* The fire motif that goes throughout the book draws parallels to ancient myth. Jaunt discovers his ability when he's set on fire and needs to be put out. Gully space-jaunting when he's burning in Old St. Pat's. Fire is the catalyst in all of these things--mirroring both its role as a chemical reaction, and its role in Greek myth, where most prominently Herakles ascended to Godhood on his own funeral pyre. It's through fire that man ascends, it is the catalyst of change. Gully's first act as a thinking being is what? Creating fire in Nomad's engine to free himself. And how does Gully figure out how to space jaunt? When he's caught in an explosion of the meaningfully-named '''[[MacGuffin PyrE]]'''. In fact, fire is at the heart of Gully's final speech: "Take a war to make you spend. Take a jam to make you think. Take a challenge to make you great." It takes great stress--which is essentially what fire is--to create change. Further, Gully giving [=PyrE=] to the people at the end parallels Prometheus, giving the fire of the gods to the common man.

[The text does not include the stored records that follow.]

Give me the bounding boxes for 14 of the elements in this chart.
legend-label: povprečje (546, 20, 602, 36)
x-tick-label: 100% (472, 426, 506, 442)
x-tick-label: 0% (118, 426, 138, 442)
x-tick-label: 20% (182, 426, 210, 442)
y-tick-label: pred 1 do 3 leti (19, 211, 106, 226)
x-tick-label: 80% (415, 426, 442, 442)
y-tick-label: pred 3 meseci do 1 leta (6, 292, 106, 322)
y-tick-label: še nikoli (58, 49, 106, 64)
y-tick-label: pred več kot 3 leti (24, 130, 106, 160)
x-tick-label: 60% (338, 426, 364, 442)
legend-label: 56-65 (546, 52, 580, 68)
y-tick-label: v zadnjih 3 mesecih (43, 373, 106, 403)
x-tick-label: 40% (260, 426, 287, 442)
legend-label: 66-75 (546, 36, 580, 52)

* When the name "Geoffrey Fourmyle" first appears, it's in a scenario in Foyle's mind, so the reader naturally assumes he subconsciously chose a name that sounds like a fancier "Gully Foyle". Later, though, we find out it was a default name that Dagenham didn't bother changing. So why ''does'' it sound like Foyle's name? And since it does, why on earth would Foyle be dumb enough to use it as an alias?
** The last question is touched on later. Foyle was so heavily stressed, drugged and otherwise out of his head when being interrogated he never realised he had actually ''heard'' the name "Geoffrey Fourmyle" anywhere, but thought he had made it up himself. Also, several rather eventful years passed between that interrogation and Geoffrey Fourmyle's appearance.